Models are assessed via classification metrics (like AUC, accuracy, recall) and overfitting diagnostics (e.g., train-test AUC gap). The best models show acceptable test performance and low generalisation gap. -
Trading simulation.
The selected model is deployed in a trading simulation on out-of-sample data. Signal thresholds based on predicted probabilities trigger long/short positions in EUR/USD, with realistic cost assumptions (e.g., spreads). The simulation reports win-rates, returns, and checks whether the system qualifies as a usable trading solution.
Core Findings
The hybrid feature-sets (fundamentals + technical) consistently beat technical-only models in predictive and simulation metrics. Structural indicators (support/resistance clusters, divergence) delivered added value; features like Fibonacci retracements were less helpful. Most importantly, the system demonstrated that injecting macroeconomic context into the model improves robustness (smaller generalisation gap) and economic performance not just statistical accuracy. The authors interpret this as validation of their "cognitive ATS" approach.
Comparison
Conventional forex ML studies tend to apply technical indicators or neural sequence models to price series, often neglecting macro data or trading simulation rigour. This study stands out by engineering a holistic feature space, systematically comparing variable sets, and performing out-of-sample backtests (not just prediction metrics). While the edge is moderate rather than spectacular (typical for FX markets), achieving a stable gain in a major liquid pair like EUR/USD is noteworthy. The addition of macro features plus structural technicals is the novelty here.
Examples
Data preparation:
Construct a EUR/USD dataset (2012-2023) merging US/EU macro data (inflation, unemployment, debt)

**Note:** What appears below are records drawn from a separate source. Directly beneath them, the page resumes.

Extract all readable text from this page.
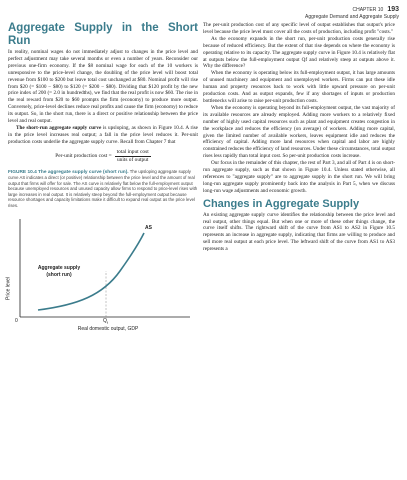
CHAPTER 10 193
Aggregate Demand and Aggregate Supply
Aggregate Supply in the Short Run

In reality, nominal wages do not immediately adjust to changes in the price level and perfect adjustment may take several months or even a number of years. Reconsider our previous one-firm economy. If the $8 nominal wage for each of the 10 workers is unresponsive to the price-level change, the doubling of the price level will boost total revenue from $100 to $200 but leave total cost unchanged at $80. Nominal profit will rise from $20 (= $100 − $80) to $120 (= $200 − $80). Dividing that $120 profit by the new price index of 200 (= 2.0 in hundredths), we find that the real profit is now $60. The rise in the real reward from $20 to $60 prompts the firm (economy) to produce more output. Conversely, price-level declines reduce real profits and cause the firm (economy) to reduce its output. So, in the short run, there is a direct or positive relationship between the price level and real output.

The short-run aggregate supply curve is upsloping, as shown in Figure 10.4. A rise in the price level increases real output; a fall in the price level reduces it. Per-unit production costs underlie the aggregate supply curve. Recall from Chapter 7 that

Per-unit production $\cos t = \frac{\text{total input cost}}{\text{units of output}}$
FIGURE 10.4 The aggregate supply curve (short run). The upsloping aggregate supply curve AS indicates a direct (or positive) relationship between the price level and the amount of real output that firms will offer for sale. The AS curve is relatively flat below the full-employment output because unemployed resources and unused capacity allow firms to respond to price-level rises with large increases in real output. It is relatively steep beyond the full-employment output because resource shortages and capacity limitations make it difficult to expand real output as the price level rises.
AS
Aggregate supply (short run)
Price level
0	$Q_f$
Real domestic output, GDP

The per-unit production cost of any specific level of output establishes that output's price level because the price level must cover all the costs of production, including profit "costs."

As the economy expands in the short run, per-unit production costs generally rise because of reduced efficiency. But the extent of that rise depends on where the economy is operating relative to its capacity. The aggregate supply curve in Figure 10.4 is relatively flat at outputs below the full-employment output Qf and relatively steep at outputs above it. Why the difference?

When the economy is operating below its full-employment output, it has large amounts of unused machinery and equipment and unemployed workers. Firms can put these idle human and property resources back to work with little upward pressure on per-unit production costs. And as output expands, few if any shortages of inputs or production bottlenecks will arise to raise per-unit production costs.

When the economy is operating beyond its full-employment output, the vast majority of its available resources are already employed. Adding more workers to a relatively fixed number of highly used capital resources such as plant and equipment creates congestion in the workplace and reduces the efficiency (on average) of workers. Adding more capital, given the limited number of available workers, leaves equipment idle and reduces the efficiency of capital. Adding more land resources when capital and labor are highly constrained reduces the efficiency of land resources. Under these circumstances, total output rises less rapidly than total input cost. So per-unit production costs increase.

Our focus in the remainder of this chapter, the rest of Part 3, and all of Part 4 is on short-run aggregate supply, such as that shown in Figure 10.4. Unless stated otherwise, all references to "aggregate supply" are to aggregate supply in the short run. We will bring long-run aggregate supply prominently back into the analysis in Part 5, when we discuss long-run wage adjustments and economic growth.

Changes in Aggregate Supply

An existing aggregate supply curve identifies the relationship between the price level and real output, other things equal. But when one or more of these other things change, the curve itself shifts. The rightward shift of the curve from AS1 to AS2 in Figure 10.5 represents an increase in aggregate supply, indicating that firms are willing to produce and sell more real output at each price level. The leftward shift of the curve from AS1 to AS3 represents a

with daily technical indicators (SMA, EMA, Bollinger Bands, RSI, MACD, ADX, ATR).
For each day, assign the latest published macro value and days_since_release.
Then compute a binary label for the next 10-day movement direction.
Model training:
Train an LSTM with 4 layers, look_back=20 days, dropout=0.1.
Output train/test AUC, AUC_diff, classification report, and model architecture summary.
Trading simulation:
Simulate EUR/USD trading on June 2023 March 2024.
If model probability > 0.7 go long; if <0.3 go short.
Use fixed 10-day hold, assume 1-pip spread.
Compute total return, win-rates for longs and shorts.
Insights and Practical Takeaways
- Rich feature engineering pays: beyond standard indicators, structural features like clusters/divergences can improve timing.
- Fundamentals still matter: even in high-efficiency FX markets, macro data contributes predictive power when incorporated properly.
- Overfitting risk remains high: tracking generalisation (e.g., AUC_diff) is crucial.
- Predictions alone are insufficient: embedding models into realistic trading simulations (costs, thresholds, out-of-sample) is what separates research from deployable systems.
- Expect modest edges: in liquid FX markets, obtaining a stable edge is difficult; a modest but reliable gain is meaningful.
- Shorting can show asymmetry: the study suggests the system performed especially well on downward moves, hinting at market structure nuances worth exploring in your own asset universe.
- Not all popular features add value: e.g., Fibonacci levels may look good in textbooks but might not boost model performance when richer features are already included.
Conclusion
This research offers a strong, developer-oriented blueprint for building a forex-forecasting system that merges macroeconomics, technical engineering, and deep learning. For practitioners, the lesson is clear: integrate both fundamentals and technicals, engineer meaningful structural features, monitor overfitting, and validate via live-style simulation not just prediction accuracy. While the edge is modest, it is real and in FX trading, reliability is more valuable than hype.